La maestosa “Aquila” in marmo di Candoglia, probabilmente eseguita da uno scultore lombardo agli inizi del Quattrocento, proviene dall’interno del Duomo, nello specifico dal vertice del finestrone centrale dell’abside. Rimossa da qui in seguito ai danni causati dai bombardamenti della Seconda guerra mondiale, l’opera è oggi esposta in Museo all’interno della sala dedicata all’epoca viscontea (n. 4).
La scultura rappresenta appunto un’aquila con le ali aperte e gli occhi spalancati, priva di tutta la parte anteriore del corpo e degli artigli.
Caratterizzata da dettagli decorativi nelle parti anatomiche e nel piumaggio, su quest’ultimo la scultura mostra resti di doratura, mentre il becco aperto lascia intravedere tracce di colore rosato.

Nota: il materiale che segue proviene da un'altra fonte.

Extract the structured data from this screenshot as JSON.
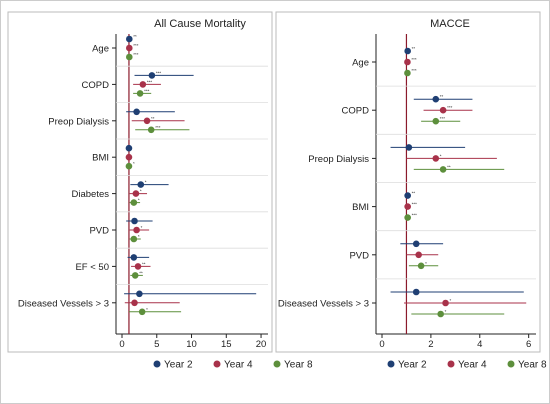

Corrispondente a una statua di stesso soggetto, situata in origine all’esterno dello stesso finestrone e oggi anch’essa in Museo, l’aquila svettava sotto il tondo con “Dio Padre”, traducendo nell’emblema imperiale la colomba dello Spirito Santo: similmente, il “Sole di giustizia” nel rosone assume la forma della “raza”, emblema araldico della famiglia Visconti, in una sovrapposizione di simboli religiosi e signorili.
Dal punto di vista stilistico, nonostante le molte lacune, l’aquila conserva ancora una solenne imponenza araldica, una forte impronta plastica e un’intensa connotazione realistica, soprattutto nel muso: particolarità che attestano la rilevanza e lo splendore originari dell’opera.